Salmann: Natürlich existieren Formen der Mystik und der Aufklärung, die gar nichts miteinander zu tun haben. Aber es gibt doch Horizonte und Abgründe, die Aufklärung und Mystik miteinander verbinden. Ich habe schon von der mystischen Grundierung der Intuitionen der Philosophie von Platon bis Wittgenstein gesprochen. Und tatsächlich ist wahrscheinlich keine große Philosophie ohne Inspiration und Erleuchtung zu verstehen. Darüber hinaus bestehen noch weitere historische und systematische Verbindungen: Die Geburt der Neuzeit spielt sich auch in der Geschichte der Mystik ab, in ihren vielen Formen, die vom 13. bis zum 17. Jahrhundert zur Entdeckung des Ich, seiner Höhen und Tiefen, seiner Abgründigkeit, seiner Fähigkeit zur Selbstkritik, aber auch seiner Welthaftigkeit führten. Jakob Böhme etwa wird für den Deutschen Idealismus wichtig. Der Pietismus ist bedeutsam für Kant und wiederum für die Philosophen von Fichte bis Schelling. Der Quietismus hat auf die französischen Aufklärer großen Eindruck gemacht, weil die Mystiker zur tiefen Kritik an aller Erfahrung fähig sind, alle Dinge noch einmal im Gegenlicht lesen und darin zugleich die Tiefe der Freiheit, der Spontaneität, des Schöpferischen, der Autonomie des Ich entdecken und einen Welt- und Ichzusammenhang erschließen, den man nicht nur einfach philosophisch denken kann, sondern der eine Intuition braucht, damit er aufgeht.
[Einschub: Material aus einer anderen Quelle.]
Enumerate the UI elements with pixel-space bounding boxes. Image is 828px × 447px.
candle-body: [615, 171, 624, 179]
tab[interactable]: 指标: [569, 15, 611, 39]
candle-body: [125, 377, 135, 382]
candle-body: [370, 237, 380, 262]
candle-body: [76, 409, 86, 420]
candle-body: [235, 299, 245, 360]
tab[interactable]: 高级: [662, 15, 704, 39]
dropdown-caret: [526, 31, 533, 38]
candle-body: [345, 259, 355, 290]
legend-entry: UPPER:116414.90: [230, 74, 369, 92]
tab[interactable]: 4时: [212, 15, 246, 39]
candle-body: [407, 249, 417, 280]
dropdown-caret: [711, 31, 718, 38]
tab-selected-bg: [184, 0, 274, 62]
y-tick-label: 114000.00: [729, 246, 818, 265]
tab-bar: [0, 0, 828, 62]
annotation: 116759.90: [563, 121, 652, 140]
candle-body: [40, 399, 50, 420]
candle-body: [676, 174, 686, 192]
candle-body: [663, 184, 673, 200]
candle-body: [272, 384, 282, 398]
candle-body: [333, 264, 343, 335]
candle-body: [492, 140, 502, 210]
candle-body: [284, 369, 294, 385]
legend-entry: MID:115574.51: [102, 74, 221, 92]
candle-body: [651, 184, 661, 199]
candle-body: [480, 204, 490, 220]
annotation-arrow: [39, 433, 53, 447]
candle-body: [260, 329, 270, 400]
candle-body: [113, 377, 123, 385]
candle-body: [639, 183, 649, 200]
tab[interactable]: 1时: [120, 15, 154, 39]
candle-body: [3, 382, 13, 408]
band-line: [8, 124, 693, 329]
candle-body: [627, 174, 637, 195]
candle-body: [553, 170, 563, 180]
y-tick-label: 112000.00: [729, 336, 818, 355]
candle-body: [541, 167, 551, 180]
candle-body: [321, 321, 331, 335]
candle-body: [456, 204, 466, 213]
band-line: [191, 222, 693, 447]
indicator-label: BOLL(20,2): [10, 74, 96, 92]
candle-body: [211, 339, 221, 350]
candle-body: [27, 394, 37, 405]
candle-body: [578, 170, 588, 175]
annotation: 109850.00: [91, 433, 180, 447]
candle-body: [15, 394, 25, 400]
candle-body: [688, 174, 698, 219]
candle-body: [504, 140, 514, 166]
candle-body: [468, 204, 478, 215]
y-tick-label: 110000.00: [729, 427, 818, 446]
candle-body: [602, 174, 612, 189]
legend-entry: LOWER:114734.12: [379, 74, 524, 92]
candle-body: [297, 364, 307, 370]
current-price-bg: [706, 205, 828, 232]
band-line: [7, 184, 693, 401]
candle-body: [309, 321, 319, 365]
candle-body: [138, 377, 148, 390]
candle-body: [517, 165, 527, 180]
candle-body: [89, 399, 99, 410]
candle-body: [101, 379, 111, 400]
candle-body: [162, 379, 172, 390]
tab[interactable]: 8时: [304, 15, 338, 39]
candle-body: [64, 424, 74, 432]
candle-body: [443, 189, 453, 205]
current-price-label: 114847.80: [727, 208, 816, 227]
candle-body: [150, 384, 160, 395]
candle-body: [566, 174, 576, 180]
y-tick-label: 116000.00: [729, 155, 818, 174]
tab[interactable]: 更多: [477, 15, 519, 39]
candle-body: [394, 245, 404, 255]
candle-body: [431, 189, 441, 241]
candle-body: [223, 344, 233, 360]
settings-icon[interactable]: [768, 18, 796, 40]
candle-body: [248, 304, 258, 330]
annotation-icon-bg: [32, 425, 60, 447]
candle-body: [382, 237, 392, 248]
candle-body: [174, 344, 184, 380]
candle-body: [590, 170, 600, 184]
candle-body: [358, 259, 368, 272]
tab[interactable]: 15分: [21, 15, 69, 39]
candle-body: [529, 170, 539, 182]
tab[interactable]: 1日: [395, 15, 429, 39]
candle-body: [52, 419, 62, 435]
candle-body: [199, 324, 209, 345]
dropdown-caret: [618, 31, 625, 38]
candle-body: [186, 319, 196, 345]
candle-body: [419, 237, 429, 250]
Es kommen also Weltkritik und Selbstkritik, Entdeckung der Spontaneität, des Unheimlichen und des Erhellenden zusammen. Aber die Mystik hat noch weitere Seiten: Sie ist gewissermaßen «demokratisch», sie ist Frauen wie Männern zugänglich und sie hat einen starken literarischen und sprachschöpferischen Einschlag. Die Mystik besitzt Sinn für Sensibilität, Erotik, Dramatik und die Wandlungsmächtigkeit des Menschen. All das ist auf andere Weise auch in der Aufklärung neu entdeckt worden. Da bestehen eigentümliche Verwandtschaften und Grußverhältnisse, denen ich gerne nachgegangen bin. Das Ganze ist nun kein theoretischer Ansatz, sondern eher ein «Vorschlag zur Güte», eine Weise, Dinge anders zu lesen – ohne daraus eine Metatheorie destillieren zu wollen.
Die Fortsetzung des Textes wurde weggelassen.